Easy may be in the eye of the beholder.
Answer.
Not typically by inspection. Given the first two columns are linearly independent, one needs to know the third is not a linear combination of the first two. In Section 1.3 we provide answers using either elementary column operations, or perhaps surprisingly elementary row operations.
Subsection 1.1.3 Defining a linear map.
Starting from the definition of a linear map, one proves by induction that a linear map takes linear combinations of vectors in the domain to the same linear combination of the corresponding vectors in the codomain. More precisely we have
Proposition 1.1.5. Linear maps preserve structure.
Let \(V,W\) be vector spaces over a field \(F\text{,}\) and \(T:V\to W\) a linear map. Then for every finite collection of vectors \(v_1, \dots, v_r \in V\text{,}\) and scalars \(a_1, \dots a_r \in F\) we have
\begin{equation}
T(a_1v_1+
\cdots+a_rv_r) = a_1T(v_1) + \cdots + a_r T(v_r).\tag{1.1.1}
\end{equation}
If the goal is to define a linear map \(T:V \to W\text{,}\) one must define \(T(v)\) for all vectors \(v\in V\text{,}\) so it is ideal to know how to represent a given vector as a linear combination of others.

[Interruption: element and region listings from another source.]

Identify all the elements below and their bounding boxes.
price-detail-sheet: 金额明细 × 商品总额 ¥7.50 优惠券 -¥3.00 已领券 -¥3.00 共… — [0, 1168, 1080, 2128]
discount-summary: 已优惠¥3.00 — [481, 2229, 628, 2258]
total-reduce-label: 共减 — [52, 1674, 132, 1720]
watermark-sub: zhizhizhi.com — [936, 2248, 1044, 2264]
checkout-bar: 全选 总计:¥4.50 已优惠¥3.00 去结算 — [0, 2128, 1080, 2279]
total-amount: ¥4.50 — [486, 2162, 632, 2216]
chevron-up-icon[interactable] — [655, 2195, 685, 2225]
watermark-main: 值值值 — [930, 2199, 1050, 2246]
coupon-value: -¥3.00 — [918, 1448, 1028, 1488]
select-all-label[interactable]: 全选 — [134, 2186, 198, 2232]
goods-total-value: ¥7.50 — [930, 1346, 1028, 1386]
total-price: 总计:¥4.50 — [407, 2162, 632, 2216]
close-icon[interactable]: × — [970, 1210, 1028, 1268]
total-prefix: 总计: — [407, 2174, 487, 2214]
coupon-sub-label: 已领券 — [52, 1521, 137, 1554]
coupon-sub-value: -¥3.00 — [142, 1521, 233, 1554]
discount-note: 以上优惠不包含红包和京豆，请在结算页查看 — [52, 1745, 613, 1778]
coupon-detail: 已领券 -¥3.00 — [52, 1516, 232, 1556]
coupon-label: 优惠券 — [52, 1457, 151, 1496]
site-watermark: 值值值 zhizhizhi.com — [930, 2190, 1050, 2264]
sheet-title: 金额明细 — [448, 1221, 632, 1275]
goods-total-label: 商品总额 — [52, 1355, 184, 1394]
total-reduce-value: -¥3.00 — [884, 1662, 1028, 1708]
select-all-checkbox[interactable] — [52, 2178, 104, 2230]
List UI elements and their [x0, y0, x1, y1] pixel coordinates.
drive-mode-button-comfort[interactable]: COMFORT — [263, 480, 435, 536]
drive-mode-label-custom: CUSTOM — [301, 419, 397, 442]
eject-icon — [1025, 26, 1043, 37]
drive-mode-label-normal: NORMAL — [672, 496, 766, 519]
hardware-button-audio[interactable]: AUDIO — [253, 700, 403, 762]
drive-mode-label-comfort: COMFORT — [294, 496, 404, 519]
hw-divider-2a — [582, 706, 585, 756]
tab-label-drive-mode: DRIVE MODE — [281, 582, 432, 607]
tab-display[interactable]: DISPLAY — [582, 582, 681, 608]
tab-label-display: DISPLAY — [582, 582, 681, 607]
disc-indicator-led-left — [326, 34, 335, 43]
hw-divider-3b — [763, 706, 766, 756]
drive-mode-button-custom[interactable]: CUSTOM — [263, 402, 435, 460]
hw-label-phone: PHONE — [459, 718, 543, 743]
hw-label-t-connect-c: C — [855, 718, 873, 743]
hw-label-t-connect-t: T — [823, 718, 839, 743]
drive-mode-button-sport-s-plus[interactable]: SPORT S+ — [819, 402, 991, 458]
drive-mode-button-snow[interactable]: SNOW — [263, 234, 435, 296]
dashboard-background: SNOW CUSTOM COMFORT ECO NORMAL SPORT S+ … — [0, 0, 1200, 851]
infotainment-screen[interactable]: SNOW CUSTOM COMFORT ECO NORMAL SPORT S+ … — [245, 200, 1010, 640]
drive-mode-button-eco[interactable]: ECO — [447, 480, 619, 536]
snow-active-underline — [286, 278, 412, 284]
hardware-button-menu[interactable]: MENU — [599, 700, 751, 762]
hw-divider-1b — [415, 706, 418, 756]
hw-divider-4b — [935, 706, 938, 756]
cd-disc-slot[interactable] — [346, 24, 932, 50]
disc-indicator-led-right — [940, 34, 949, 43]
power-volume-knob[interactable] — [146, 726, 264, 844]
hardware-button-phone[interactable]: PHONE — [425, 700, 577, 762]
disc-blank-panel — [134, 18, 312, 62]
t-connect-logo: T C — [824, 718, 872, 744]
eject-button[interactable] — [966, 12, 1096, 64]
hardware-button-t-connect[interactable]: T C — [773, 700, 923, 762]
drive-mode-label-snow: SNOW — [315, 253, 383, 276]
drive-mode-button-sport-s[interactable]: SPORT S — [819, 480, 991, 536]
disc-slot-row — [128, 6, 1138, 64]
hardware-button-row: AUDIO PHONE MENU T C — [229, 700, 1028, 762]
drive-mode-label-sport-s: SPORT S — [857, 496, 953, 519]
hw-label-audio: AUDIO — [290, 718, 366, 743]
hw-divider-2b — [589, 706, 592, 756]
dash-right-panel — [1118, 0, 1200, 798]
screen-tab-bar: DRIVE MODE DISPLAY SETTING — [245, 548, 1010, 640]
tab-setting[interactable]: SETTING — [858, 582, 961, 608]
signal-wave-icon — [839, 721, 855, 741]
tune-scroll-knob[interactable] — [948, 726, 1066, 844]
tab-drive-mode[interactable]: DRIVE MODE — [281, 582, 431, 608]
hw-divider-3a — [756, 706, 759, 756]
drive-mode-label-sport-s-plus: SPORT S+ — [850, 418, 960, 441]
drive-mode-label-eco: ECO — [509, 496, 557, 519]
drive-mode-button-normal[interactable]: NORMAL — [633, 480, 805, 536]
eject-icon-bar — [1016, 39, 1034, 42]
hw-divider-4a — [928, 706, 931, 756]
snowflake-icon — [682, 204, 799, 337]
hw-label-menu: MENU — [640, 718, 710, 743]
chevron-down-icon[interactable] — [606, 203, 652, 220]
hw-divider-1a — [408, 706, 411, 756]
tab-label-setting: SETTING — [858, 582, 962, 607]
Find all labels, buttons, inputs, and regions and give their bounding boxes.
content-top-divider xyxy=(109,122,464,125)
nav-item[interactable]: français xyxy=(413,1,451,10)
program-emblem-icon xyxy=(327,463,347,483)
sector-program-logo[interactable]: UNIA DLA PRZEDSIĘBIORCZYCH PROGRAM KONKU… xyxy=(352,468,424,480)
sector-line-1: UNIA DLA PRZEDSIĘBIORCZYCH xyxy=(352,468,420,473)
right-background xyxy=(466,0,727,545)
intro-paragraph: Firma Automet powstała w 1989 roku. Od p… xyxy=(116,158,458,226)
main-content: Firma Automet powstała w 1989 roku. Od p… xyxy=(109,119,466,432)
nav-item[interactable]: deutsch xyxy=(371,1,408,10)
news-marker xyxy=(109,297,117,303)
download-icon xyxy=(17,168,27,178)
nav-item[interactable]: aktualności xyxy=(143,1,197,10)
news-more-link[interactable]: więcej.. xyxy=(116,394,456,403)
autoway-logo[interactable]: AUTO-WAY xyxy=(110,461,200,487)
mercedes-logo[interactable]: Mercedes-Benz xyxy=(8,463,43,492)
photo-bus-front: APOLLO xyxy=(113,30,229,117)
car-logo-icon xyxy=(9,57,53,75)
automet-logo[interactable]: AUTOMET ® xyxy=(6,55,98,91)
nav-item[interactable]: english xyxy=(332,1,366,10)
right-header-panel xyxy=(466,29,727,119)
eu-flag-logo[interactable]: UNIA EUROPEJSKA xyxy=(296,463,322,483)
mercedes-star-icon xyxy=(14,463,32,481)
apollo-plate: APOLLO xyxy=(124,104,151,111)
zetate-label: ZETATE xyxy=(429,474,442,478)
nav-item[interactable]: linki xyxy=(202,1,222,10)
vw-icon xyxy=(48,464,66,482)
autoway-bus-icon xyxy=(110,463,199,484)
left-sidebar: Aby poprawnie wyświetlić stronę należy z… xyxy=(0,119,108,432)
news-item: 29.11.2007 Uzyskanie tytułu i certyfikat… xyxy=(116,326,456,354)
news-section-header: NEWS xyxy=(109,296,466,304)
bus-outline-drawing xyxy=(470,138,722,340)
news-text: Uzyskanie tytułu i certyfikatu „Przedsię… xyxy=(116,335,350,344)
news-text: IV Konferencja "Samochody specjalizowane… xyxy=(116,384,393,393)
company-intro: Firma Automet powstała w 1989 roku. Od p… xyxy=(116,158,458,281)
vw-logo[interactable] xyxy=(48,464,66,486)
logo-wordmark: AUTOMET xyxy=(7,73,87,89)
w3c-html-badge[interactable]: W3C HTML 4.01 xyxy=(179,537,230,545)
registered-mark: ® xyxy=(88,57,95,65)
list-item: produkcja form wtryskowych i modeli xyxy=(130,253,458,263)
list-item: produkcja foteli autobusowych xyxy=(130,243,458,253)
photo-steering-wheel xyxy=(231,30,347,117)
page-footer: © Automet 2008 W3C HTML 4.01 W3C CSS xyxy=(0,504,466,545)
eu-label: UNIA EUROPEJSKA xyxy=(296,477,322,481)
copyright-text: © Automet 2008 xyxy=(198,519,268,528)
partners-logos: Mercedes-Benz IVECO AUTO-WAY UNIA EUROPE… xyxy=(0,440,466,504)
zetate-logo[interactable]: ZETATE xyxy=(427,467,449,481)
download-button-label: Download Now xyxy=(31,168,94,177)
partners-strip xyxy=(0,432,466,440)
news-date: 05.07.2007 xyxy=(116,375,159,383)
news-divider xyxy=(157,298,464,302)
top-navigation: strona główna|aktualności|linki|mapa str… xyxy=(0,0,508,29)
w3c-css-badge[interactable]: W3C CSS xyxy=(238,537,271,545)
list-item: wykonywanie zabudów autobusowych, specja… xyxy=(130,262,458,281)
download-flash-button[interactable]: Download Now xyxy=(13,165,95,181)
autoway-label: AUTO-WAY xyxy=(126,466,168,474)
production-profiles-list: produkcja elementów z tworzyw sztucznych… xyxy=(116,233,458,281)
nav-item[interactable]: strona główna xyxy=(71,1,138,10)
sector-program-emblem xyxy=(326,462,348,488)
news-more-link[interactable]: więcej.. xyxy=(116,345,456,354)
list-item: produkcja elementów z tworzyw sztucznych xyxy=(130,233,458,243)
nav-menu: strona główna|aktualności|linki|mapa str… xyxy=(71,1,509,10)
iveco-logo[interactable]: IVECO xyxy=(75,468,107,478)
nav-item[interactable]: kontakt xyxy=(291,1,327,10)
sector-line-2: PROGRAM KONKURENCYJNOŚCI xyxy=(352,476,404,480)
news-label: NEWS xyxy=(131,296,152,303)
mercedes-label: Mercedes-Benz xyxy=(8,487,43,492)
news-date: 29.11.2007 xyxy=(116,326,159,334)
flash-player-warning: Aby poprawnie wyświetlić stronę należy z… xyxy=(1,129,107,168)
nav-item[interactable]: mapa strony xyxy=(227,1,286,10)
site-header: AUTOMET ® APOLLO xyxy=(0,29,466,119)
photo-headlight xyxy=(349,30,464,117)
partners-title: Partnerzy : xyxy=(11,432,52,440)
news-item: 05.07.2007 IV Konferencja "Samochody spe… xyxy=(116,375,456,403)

In particular this leads to the notion of a basis for a vector space. Recall some standard bases for familiar vector spaces.
So now let’s suppose \(V\) is a finite-dimensional vector space over a field \(F\) with basis \(\cB=\{v_1, \dots, v_n\}\text{,}\) and \(W\) is a completely arbitrary vector space over \(F\text{.}\) To define a linear map \(T:V\to W\) it is certainly necessary to define the values \(T(v_1), \dots,
T(v_n)\text{.}\) The important point is that this is all that needs to be done!
Theorem 1.1.6. Uniquely defined linear maps.
Let \(V\) be a finite-dimensional vector space over a field \(F\) with basis \(\cB=\{v_1, \dots,
v_n\}\text{.}\) Let \(W\) be any vector space over \(F\text{,}\) and let \(w_1, \dots, w_n\) be arbitrarily chosen vectors in \(W\text{.}\) Then there is a unique linear map \(T:V\to W\) which satisfies \(T(v_i) = w_i\text{,}\) for \(i=1, \dots n.\)
Indeed Proposition 1.1.5 tells us that if such a linear map \(T\) exists, then
\begin{equation}
T(a_1v_1+
\cdots+a_n v_n) = a_1 w_1 + \cdots + a_n w_n.\tag{1.1.2}
\end{equation}
Since \(\cB=\{v_1, \dots,
v_n\}\) is a basis for \(V\text{,}\) every element of \(V\) has a unique expression of the form \(a_1v_1+
\cdots+a_n v_n\text{,}\) so the map \(T\) is defined for every vector in \(V\text{,}\) and it is easy to determine from its definition that \(T\) is indeed a linear map.
Next recall the definition of the span of a set of vectors, and gain some facility by doing the following exercises.
Exercises Exercises
1.
Let \(T: V\to W\) be a linear map between vector spaces, and \(\{v_1, \dots, v_r\} \subseteq V.\) Show that
\begin{equation*}
T(\Span(\{v_1, \dots, v_r\})) = \Span\{T(v_1), \dots,
T(v_r)\}.
\end{equation*}
Hint 1.
When you want to show that two sets, say \(X\) and \(Y\) are equal, you must show \(X\subseteq Y\) and \(Y\subseteq X\text{.}\) And to show that (for example) \(X\subseteq Y\text{,}\) you need only show that for each choice of \(x\in X\text{,}\) that \(x\in Y \text{.}\)
Hint 2.
So if \(w \in T(\Span(\{v_1, \dots, v_r\}))\text{,}\) then \(w = T(a_1 v_1 + \cdots + a_r v_r)\) for some choice of scalars \(a_1, \dots, a_r.\)
2.
Let \(V = P_2(\R)\) be the vector space of all polynomials of degree at most two with real coefficients. We know that both sets \(\{1, x,
x^2\}\) and \(\{2, 3x, 2+3x+4x^2\}\) are bases for \(V.\)
By Theorem 1.1.6, there are uniquely determined linear maps \(S,T:V\to V\) defined by
\begin{align*}
T(1)\amp = 0, \quad T(x) = 1,\quad T(x^2) = 2x.\\
S(2)\amp = 0, \quad S(3x) = 3,\quad S(2+3x+4x^2) = 3+8x.
\end{align*}
Show that the maps \(S\) and \(T\) are the same.
Hint 1.
Why is it enough to show that \(S(1)=0\text{,}\) \(S(x)=1\text{,}\) and \(S(x^2)=2x\text{?}\)
Hint 2.
How does the linearity of \(S\) play a role?